А про Куковяку коварного никто и слушать не захотел: какой такой Куковяка? Где он? Кто его видел?
Проклятый трикстер не только сам куда-то сгинул, но и памяти по себе не оставил!
– Божий суд! – сказал Илья.
– Божий суд! – подхватили гости.
– Быть по сему! – постановил Владимир Красное Солнышко.
Застолье было безнадежно испорчено.
Гости расходились мрачные.
– Ты, малый, не кручинься, – утешал Илья Иванович, когда богатыри вернулись на гостиный двор. – По молодости всякое бывает. Я, помнится, из лука по церковным маковкам стрелял… Алешке и не такое прощалось… Ежели ты прав, твоя и победа будет!
– А Божий суд – это как? – спросил Костя. – Меня в церковь поведут, что ли?
– Тебя на поле поведут, – сказал Алеша. – Добрый меч все решит…
– Так я же еще никогда с боевым-то не пробовал…
– Надо когда-то начинать, – сказал Алеша. – Чурила тоже с настоящим противником сроду не встречался… Авось одолеешь!
– Зато у Чурилы наставники были хорошие, из фряжской земли выписанные, – сказал Добрыня. – В настоящем бою он никто, а для себе подобных грозный противник. Эти сопляки богатенькие то и дело друг дружке кровянку пускают. Знакомы ему удары коварные – из-под руки, из-под щита, с переброскою клинка…
– Так у меня и доспехов нет, – сказал Костя.
– Завтра что-нибудь подберем, – сказал Илья. – Голым же не пустим…
А сейчас Костя и был полуголым: проклятую сорочку с него сняли как вещественное доказательство.
– Моя кольчуга на него не налезет, – сказал Алеша.
– Моя, пожалуй, тоже, – сказал Добрыня.
– Моя подойдет – разве что будет коротковата, – сказал Илья Иванович. – Так что брюхо береги!
– Правильно, – сказал Алеша. – Брюхо надо беречь, поэтому сядем-ка за стол, хоть мы и с пира княжеского пришли. Но я кое-что заначил!

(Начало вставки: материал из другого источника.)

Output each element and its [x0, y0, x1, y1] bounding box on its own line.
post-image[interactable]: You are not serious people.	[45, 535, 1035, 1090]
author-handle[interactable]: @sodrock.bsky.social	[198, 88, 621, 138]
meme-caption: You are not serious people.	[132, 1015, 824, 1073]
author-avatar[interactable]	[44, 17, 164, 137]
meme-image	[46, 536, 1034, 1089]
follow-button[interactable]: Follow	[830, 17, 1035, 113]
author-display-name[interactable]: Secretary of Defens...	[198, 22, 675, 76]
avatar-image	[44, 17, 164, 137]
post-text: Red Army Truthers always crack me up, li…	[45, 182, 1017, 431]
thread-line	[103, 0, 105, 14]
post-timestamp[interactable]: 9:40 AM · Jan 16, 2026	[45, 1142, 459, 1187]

– Утро вечера мудренее! – подвел итог Муромец.
…Взрослые повечеряли да захрапели, а Костя все никак не мог уснуть.
«Вот попадалово так попадалово, – думал он. – Это же не драка до первой крови. Это бой до последней крови. Сто пудов не по понятиям. Мы так не договаривались. Колобок меня сюда притащил и бросил… И Кузьма-Демьян козел, хоть и птица! Дуэль будет, типа как между Пушкиным и этим… ага, Лермонтовым. Только не на пистолетах. А жаль! Я отдачи от «макара» и не чувствую, а у Чурилы тонконогого рученька выше головы подскочила бы! Вот с мечом хуже. Мне и деревяшкой-то вон сколько синяков пацаны на учебных боях наставили… Неповоротливый ты, говорят… А с этой штабной работой я вообще тренировки запустил! И медицины настоящей тут нет… Что я родичам-то скажу, если он меня просто… убьет? Меня? Может, убежать, пока ночь на дворе? Смеяться будут…»
Глухая темная ночь стояла над Киевом. Мрачная ночь, роковая.
А тут еще за окошечком косящатым кто-то страшно заухал…
«Кузьма-Демьян! – встрепенулся мальчик. – Не бросили, родненькие мои…»
От Святогора до прокурора
Поединок, он же Божий суд – непременная часть жизни всякого уважающего себя богатыря.
Надо же показать, что ты честь свою неуклонно блюдешь и никому не позволишь безнаказанно себя упрекнуть или обвинить.
Надо показать людям, что ты постоянно держишь себя в боевой готовности.
Встретил в чистом поле незнакомого витязя – первым делом померься с ним силой, а там уж как получится. Может, до смерти дело и не дойдет.
Секундантов в степи и на лесной дороге не найдешь, но хорошо, коли встретится третий богатырь, который подтвердит, что все было по-честному. Или вовсе помирит по совести.
Вот едет себе Илья Иванович, и видит он «в подзорную трубочку дальневидную», что «бьются-дерутся два богАтыря».
И такую думу думает:
Я поеду к ним да близко-наблизко, —Неверный с русским бьется, дак я помощь дам;Как два неверных бьются, буду притакивать;Как русские-те бьются, да буду разговаривать.
Подъехал, опознал своих и закричал:
Уж вы ой еси, два русскиих богатыря,Вы об чем деритЕсь, да об чем бой идет,Об чем у вас бой идет, да что вы делите?
Выяснилась совершенно странная история. Добрыня ехал-ехал, да и наехал в степи на шатер «черна бархата». На шатре «золотыми литерами» написаны таковы слова:
Еще кто приедет ко черну шатру,Да живому-то назад будет не уехати…
Оскорбительны любые угрозы для витязя. «Посторонним вход воспрещен» – это не по-нашему!
Вошел в шатер. Там полно выпивки – кто-то пикник затеял да уехал, видно, дровишек собрать для шашлыка… И стоит там «братынюшка серебряна, да не мала – не велика, с полтора ведра».